Valor: Em dois momentos o mercado ficou tenso com as decisões do Copom. Em março, quando esperava alta de 0,75 na Selic e o comitê deu 0,5 ponto. E na última reunião, quando reduziu o juro em 0,5 ponto percentual. O que leva o BC a estar tão seguro das suas decisões?
Tombini: O BC fez dois ajustes de 0,50 pontos em janeiro e março e depois mais três de 0,25, elevando a taxa em 1,75 ponto para desacelerar o crescimento da economia, alinhar oferta e a demanda e trazer a inflação de volta à meta. Nos primeiros três meses, tínhamos uma inflação acumulada de 2,4% e, para conduzi-la para o centro da meta de 4,5%, teríamos que ter um IPCA de 2% acumulado em nove meses. Isso não fazia sentido. Demos um novo horizonte para o mercado, levando a meta de 4,5% para 2012,, reduzimos o aperto de 0,50 para 0,25 e colocamos a ideia de que faríamos isso por um período suficientemente prolongado para chegar à convergência em 2012.

Valor: Já havia, aí, o risco da crise externa?
Tombini: Durante esse período enfatizamos a complexidade do cenário internacional, que exigia esforço analítico redobrado. Havia um conjunto de choques extraordinário, mas os mercados estavam descontando esses choques por causa da grande liquidez. Descontou a primavera árabe, o terremoto, seguido do tsunami e do acidente nuclear no Japão e a piora das dívidas soberanas na Europa.
Valor: Houve uma trégua?
Tombini: Em abril, as coisas melhoraram. Comunicamos que a inflação mensal cairia, pela sazonalidade, para níveis compatíveis com o centro da meta. O mercado se adiantou e passou a prever até uma deflação no IPCA. Nunca previmos deflação no IPCA. Tínhamos em mente uma evolução de 0,10%, 0,20% e 0,30% entre junho e agosto. Deu 0,15%, 0,16% e 0,37%. Ou seja, 0,7 a mais do que prevíamos no início de junho. Comunicamos que o pico da taxa de inflação de 12 meses seria em agosto/setembro e depois disso a taxa começaria a retroceder. O que se espera é uma redução de 1,8 a 2 pontos percentuais entre outubro e abril/maio.

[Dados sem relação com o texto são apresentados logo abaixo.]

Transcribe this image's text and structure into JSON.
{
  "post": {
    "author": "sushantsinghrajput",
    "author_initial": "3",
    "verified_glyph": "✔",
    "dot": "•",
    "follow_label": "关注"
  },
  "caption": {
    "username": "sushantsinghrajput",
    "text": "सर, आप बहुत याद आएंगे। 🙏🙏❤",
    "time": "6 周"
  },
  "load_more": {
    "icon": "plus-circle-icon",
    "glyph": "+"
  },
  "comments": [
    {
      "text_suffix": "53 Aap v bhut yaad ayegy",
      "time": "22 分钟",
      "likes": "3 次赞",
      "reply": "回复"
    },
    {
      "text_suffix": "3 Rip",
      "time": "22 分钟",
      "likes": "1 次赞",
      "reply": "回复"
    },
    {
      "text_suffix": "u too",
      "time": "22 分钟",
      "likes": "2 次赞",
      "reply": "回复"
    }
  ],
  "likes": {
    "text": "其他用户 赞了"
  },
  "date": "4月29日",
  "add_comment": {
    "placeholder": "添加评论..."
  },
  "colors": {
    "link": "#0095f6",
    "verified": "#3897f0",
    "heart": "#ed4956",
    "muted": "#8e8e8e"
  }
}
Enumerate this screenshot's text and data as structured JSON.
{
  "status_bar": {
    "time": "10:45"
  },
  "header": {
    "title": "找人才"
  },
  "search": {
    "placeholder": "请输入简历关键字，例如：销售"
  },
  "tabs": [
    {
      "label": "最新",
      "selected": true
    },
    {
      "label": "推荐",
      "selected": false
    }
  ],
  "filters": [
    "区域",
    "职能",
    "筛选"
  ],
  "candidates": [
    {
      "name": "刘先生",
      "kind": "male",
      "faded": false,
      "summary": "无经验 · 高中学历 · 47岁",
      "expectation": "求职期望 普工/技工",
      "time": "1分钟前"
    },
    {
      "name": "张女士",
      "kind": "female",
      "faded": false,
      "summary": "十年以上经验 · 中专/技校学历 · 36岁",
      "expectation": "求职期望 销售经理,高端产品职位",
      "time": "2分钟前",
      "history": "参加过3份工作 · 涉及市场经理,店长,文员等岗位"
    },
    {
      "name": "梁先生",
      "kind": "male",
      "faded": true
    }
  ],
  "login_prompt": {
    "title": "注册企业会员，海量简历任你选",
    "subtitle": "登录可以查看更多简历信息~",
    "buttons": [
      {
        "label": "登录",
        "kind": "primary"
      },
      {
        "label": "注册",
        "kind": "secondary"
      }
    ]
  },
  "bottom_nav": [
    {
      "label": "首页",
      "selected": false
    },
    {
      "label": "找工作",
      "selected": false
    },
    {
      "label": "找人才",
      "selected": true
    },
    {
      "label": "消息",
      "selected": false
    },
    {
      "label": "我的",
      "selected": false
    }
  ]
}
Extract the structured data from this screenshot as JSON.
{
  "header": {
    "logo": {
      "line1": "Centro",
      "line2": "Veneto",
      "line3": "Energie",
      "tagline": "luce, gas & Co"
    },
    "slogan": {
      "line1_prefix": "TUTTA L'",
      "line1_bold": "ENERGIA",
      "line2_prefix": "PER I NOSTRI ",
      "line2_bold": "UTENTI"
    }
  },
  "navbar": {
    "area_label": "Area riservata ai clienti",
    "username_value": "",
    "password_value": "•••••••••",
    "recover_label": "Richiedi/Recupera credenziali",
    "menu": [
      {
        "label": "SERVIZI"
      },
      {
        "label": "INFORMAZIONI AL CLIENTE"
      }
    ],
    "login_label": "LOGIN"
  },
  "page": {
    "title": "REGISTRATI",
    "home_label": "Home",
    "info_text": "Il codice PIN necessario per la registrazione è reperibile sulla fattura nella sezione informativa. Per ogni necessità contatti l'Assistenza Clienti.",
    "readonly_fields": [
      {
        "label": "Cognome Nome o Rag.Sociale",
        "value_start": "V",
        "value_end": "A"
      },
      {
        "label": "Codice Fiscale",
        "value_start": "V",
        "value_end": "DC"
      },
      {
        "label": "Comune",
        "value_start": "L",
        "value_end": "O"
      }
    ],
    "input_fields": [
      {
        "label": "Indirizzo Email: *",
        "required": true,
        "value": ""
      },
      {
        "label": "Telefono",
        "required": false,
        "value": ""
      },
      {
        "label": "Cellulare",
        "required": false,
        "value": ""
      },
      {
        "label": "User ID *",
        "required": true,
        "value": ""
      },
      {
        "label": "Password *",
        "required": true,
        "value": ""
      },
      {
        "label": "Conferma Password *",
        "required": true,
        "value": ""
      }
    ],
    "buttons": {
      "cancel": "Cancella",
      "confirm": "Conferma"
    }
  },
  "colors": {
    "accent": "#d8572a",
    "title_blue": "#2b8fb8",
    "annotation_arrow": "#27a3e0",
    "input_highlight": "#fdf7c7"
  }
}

Valor: Por que esse recuo?
Tombini: Não esperamos a puxada nos preços das commodities como em 2010 e a economia brasileira já está desacelerando. E há o efeito base, porque a inflação na média, entre outubro e abril, foi de 0,8% ao mês e agora será menor.

Valor: Foram as notícias do exterior, então, que pesaram no corte de 0,5 ponto em agosto?
Tombini: Mudou o cenário. Houve revisão do crescimento na área do euro e nos Estados Unidos. No Japão, espera-se uma contração maior. Julho explicitou, por um lado, a vontade das lideranças europeias de resolver os problemas, mas, enfim, a implementação é tudo. Tivemos uma conferência telefônica em meados de julho - dos presidentes de bancos centrais - e finalmente houve aquela reunião de cúpula em que acertaram a ampliação do escopo de atuação do fundo de estabilização europeu. Ótimo, mas ficou claro que a implementação seria difícil. São 17 congressos... E houve, ainda, toda a discussão interna sobre o teto da dívida nos Estados Unidos, que também explicitou os problemas lá.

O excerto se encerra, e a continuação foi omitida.